July’s unemployment rate was 4.2%, which is very close to what many economic forecasters estimate to be full employment.  Payroll growth was weak over the summer, but a broader set of indicators suggest a balanced labor market.  Unemployment remains low, wage growth remains solid, and the ratio of reported job vacancies to available unemployed people is about one to one.

However, inflation remains too high.  Over the last 12 months ending in June, prices rose 2.6%, a pace higher than the Fed’s 2% objective, although far lower than the 7% rate seen during the pandemic.

Given that the economy still shows momentum with growing business optimism and inflation stuck above the 2% objective, he thought retaining a modestly restrictive monetary policy remained appropriate for now.

That opinion was based on two arguments.  First, while monetary policy might be restrictive, it is not aggressively so.  Second, with recent price pressures, a modestly restrictive stance is exactly where the Fed wants to be given recent inflation data.

 

CATTLE, BEEF RECAP

 

The USDA reported formula and contract base prices for live FOB steers and heifers this week ranged from $236.15 per cwt to $241.75, compared with last week’s range of $235.00 to $247.10 per cwt.  FOB dressed steers and heifers went for $371.71 per cwt to $382.02, compared with $366.72 to $388.63.

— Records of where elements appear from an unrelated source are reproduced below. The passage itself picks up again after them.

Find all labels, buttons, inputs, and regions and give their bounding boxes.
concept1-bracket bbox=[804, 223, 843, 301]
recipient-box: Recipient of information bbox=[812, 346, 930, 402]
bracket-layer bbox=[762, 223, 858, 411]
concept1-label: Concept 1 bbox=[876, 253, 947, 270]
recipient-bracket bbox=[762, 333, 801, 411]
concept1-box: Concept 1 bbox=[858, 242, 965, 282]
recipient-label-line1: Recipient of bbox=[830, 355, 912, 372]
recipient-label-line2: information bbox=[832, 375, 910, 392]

The USDA choice cutout Wednesday was down $0.09 per cwt at $390.49 while select was up $2.32 at $367.96.  The choice/select spread narrowed to $22.53 from $24.94 with 92 loads of fabricated product and 12 loads of trimmings and grinds sold into the spot market.

The USDA-listed the weighted average wholesale price for fresh 90% lean beef was $418.34 per cwt, and 50% beef was $177.69.

The USDA said basis bids for corn from feeders in the Southern Plains were unchanged at $1.30 to $1.45 a bushel over the Sep corn contract, which settled at $3.74, up $0.02 1/2.

No live cattle delivery intentions were posted.

The CME Feeder Cattle Index for the seven days ended Tuesday was $344.09 per cwt, up $1.40.  This compares with Wednesday’s Aug contract settlement of $345.87, up $0.50.